5. Avoid the stultifying effect of clichés. They rob your speech of vigor and authenticity. Let these threadbare hand-me-downs decompose completely from your closet of phrases. The best method for invigorating one's vocabulary and broadening one's conversational range is to read books (preferably, well-written, provocative ones).


6. If you are unable to abide by principles 1 through 5, then please resist the urge to speak. Use this new quiet time to try and understand why you are so conversationally challenged and uncharitable.


Although these principles are important, they are not intended as rigid procedures. Imagine the folly of trying to converse while constantly accessing a mental list of rules. Speech would be a halting, disjointed affair. Rather, these criteria are offered as candles to glow softly in the back of the mind.


With the foregoing in place, the question may then occur: what is the substance of an edifying conversation? What should we talk about? I have dealt harshly with idle talk, equivocally with casual speech, proscriptively with verbal tyranny, and indifferently with data exchange. Is the subject matter that arises from these usual categories necessarily inferior? Must all real conversations be about deep things like art, literature, philosophy, and science? I don't think so. Whether the topic is sports, shopping, entertainment, or even the weather, the manner of conversing will, I propose, "consecrate" the subject of a dialogue, leading to the possibility of communion and a heightening of a sense of actuality.

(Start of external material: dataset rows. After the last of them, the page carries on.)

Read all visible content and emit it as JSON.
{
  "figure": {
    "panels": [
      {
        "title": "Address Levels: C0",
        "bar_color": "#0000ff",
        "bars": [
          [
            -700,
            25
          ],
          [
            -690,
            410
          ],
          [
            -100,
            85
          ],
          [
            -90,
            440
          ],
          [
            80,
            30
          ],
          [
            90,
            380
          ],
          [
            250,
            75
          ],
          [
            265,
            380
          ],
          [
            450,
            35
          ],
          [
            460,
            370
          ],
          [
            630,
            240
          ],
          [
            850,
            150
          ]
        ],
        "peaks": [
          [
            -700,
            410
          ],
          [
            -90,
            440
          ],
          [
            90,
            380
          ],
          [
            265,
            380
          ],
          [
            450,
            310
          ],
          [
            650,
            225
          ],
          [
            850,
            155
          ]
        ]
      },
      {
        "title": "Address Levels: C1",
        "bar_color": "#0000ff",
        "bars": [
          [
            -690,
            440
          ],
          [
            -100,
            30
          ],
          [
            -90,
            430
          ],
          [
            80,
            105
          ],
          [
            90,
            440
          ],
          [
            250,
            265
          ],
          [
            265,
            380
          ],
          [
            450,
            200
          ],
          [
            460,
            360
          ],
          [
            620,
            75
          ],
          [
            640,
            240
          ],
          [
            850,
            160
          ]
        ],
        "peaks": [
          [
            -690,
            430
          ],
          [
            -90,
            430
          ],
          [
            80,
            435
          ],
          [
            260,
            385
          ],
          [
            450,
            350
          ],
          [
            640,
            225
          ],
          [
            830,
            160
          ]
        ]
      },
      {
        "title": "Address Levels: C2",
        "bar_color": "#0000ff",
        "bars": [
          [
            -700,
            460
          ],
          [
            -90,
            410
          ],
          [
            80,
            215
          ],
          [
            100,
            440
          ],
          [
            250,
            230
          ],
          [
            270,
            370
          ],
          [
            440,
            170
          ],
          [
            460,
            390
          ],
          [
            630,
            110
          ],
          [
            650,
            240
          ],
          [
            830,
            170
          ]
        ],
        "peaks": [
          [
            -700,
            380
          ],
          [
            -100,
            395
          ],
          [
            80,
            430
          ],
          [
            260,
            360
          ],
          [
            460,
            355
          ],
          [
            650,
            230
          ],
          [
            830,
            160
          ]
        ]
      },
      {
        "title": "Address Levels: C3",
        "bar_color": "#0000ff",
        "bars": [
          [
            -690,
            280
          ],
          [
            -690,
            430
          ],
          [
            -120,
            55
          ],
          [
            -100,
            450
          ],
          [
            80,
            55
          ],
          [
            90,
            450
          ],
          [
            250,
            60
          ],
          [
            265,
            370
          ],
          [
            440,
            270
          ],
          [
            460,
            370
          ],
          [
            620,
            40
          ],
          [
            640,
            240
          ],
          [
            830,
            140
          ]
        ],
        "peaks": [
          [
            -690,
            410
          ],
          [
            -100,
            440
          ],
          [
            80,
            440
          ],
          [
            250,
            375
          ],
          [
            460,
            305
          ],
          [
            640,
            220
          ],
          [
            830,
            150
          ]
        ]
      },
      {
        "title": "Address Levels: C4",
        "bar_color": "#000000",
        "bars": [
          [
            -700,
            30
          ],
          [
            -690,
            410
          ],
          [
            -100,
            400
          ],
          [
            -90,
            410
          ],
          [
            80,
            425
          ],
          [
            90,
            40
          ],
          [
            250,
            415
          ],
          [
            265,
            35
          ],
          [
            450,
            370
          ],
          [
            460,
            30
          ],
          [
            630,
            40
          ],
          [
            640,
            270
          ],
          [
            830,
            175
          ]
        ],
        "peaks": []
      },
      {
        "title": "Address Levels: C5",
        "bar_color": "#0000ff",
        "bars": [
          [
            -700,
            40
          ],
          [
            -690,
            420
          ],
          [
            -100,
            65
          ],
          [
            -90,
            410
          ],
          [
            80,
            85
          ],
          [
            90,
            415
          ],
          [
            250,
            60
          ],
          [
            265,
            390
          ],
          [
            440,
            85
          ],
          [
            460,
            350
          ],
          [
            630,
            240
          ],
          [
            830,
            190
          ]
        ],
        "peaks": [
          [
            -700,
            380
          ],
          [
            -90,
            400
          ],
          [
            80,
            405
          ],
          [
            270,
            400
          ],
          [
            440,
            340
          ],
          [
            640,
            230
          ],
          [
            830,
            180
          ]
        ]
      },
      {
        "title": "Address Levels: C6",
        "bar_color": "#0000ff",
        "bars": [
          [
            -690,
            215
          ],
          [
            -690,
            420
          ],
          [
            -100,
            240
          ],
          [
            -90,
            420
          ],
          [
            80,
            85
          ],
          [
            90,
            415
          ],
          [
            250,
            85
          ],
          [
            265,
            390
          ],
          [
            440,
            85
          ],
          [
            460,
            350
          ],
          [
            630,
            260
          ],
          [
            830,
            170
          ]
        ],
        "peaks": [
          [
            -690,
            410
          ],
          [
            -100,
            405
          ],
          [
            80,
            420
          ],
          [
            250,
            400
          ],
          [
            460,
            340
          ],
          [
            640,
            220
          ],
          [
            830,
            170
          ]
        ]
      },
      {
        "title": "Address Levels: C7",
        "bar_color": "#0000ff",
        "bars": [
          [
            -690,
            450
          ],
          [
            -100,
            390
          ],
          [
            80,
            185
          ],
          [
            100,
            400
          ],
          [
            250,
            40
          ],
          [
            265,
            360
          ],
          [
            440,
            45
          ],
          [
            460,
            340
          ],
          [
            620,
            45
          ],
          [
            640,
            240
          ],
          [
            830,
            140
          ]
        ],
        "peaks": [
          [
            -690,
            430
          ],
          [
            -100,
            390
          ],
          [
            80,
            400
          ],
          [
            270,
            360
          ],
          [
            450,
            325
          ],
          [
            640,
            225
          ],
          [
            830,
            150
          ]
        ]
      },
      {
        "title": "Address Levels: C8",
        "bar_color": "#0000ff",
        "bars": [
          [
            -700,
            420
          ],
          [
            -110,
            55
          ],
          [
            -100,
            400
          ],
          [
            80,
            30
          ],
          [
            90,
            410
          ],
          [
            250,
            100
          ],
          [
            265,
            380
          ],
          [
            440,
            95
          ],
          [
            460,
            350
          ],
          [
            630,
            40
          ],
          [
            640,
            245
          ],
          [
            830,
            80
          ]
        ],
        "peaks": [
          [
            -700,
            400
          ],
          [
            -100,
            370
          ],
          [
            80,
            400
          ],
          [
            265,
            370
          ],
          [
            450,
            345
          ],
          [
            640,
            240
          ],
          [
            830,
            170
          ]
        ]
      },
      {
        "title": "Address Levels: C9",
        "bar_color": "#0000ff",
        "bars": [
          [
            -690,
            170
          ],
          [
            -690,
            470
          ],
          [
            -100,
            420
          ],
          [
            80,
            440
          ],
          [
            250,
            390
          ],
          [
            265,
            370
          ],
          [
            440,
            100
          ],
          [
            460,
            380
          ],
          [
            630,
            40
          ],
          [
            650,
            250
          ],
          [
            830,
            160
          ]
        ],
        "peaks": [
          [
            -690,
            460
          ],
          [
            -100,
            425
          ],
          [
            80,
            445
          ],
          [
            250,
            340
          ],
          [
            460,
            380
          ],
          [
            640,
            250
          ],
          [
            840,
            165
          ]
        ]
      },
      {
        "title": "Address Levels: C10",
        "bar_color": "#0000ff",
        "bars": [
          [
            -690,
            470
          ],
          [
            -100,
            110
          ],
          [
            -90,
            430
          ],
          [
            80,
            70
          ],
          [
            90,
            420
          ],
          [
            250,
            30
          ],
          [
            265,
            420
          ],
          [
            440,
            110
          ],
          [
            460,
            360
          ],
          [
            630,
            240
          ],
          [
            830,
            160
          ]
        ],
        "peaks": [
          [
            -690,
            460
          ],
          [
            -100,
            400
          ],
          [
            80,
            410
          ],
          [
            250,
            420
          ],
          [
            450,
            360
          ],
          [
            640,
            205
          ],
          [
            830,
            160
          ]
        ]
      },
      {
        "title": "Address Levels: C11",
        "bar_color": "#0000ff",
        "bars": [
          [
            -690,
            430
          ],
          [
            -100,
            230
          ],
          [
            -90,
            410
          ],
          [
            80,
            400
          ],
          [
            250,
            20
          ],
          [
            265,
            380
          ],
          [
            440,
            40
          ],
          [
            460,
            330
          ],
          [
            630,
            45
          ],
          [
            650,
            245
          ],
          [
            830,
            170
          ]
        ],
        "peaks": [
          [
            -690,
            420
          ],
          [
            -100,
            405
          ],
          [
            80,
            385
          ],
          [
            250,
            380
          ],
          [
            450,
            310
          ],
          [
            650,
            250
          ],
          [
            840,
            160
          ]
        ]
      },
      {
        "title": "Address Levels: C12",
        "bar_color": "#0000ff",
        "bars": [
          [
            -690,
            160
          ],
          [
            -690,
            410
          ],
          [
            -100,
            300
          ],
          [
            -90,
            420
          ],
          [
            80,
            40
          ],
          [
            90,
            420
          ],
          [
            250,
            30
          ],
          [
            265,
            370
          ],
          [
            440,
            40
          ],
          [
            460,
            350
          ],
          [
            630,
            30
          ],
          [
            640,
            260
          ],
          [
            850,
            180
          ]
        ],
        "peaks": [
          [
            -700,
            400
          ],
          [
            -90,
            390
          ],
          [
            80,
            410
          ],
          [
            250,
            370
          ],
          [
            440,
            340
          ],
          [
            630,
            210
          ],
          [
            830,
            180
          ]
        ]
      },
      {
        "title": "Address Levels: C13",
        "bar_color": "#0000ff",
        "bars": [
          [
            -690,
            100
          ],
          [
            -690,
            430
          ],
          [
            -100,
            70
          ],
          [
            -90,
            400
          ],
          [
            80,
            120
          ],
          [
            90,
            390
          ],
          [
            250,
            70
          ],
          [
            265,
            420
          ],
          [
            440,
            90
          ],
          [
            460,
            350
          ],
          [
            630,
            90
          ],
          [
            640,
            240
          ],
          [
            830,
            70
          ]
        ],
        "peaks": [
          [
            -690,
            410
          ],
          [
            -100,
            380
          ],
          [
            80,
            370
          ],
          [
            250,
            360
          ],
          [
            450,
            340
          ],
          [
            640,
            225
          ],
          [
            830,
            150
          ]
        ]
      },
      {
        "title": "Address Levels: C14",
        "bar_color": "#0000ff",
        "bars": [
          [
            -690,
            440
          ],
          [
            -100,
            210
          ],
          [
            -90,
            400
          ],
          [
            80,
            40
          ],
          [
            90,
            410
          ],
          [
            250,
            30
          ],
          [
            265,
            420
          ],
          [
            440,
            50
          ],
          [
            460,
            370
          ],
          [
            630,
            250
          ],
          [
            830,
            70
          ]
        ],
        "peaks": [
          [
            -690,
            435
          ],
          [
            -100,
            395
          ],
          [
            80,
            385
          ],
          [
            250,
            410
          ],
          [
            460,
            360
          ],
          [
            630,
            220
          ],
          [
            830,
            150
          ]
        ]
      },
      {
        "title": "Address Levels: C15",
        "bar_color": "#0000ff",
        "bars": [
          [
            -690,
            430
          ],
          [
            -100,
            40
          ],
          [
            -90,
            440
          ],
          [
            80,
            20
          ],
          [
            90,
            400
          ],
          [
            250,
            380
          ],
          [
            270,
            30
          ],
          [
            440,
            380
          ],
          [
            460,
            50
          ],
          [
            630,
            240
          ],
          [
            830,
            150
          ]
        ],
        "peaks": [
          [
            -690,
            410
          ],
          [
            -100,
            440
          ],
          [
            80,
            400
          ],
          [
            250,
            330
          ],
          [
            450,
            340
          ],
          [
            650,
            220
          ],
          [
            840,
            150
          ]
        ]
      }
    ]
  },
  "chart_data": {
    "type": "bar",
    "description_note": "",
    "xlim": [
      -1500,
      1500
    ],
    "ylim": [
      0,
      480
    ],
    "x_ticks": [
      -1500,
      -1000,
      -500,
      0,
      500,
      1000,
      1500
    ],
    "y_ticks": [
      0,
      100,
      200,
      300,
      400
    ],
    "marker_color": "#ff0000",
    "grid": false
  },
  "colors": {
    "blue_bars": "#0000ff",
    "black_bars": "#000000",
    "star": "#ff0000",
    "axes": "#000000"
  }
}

In conclusion, the art of conversation is the art of being human. It is the art of valuing and verbally embracing another. Language is haunted with a fragrance of transcendence. We can speak (therefore think) the infinite and the eternal. Our words are acts of spirituality that sprinkle a residue of mystery on a seemingly mundane earth. Converse with genuineness in the attempt to uncover something sacred not only in your correspondent but in yourself.



..............

Note:


1. Ezra Pound, Selected Poems of Ezra Pound, A New Directions Paperbook (New York, 1957), p. 37.



Vocabula Review




1 comment:

  1. Finally, I had a chance to read this one.

    "Our words are acts of spirituality that sprinkle a residue of mystery on a seemingly mundane earth. Converse with genuineness in the attempt to uncover something sacred not only in your correspondent but in yourself."

    This echoes with the ethos of some of my favorite writers. To name a thing is, traditionally, to bless it. To participate in such a conversation is to enter into it as if it were a sacred banquet. There are some treasured friends with whom I have experienced this, where words approach communion.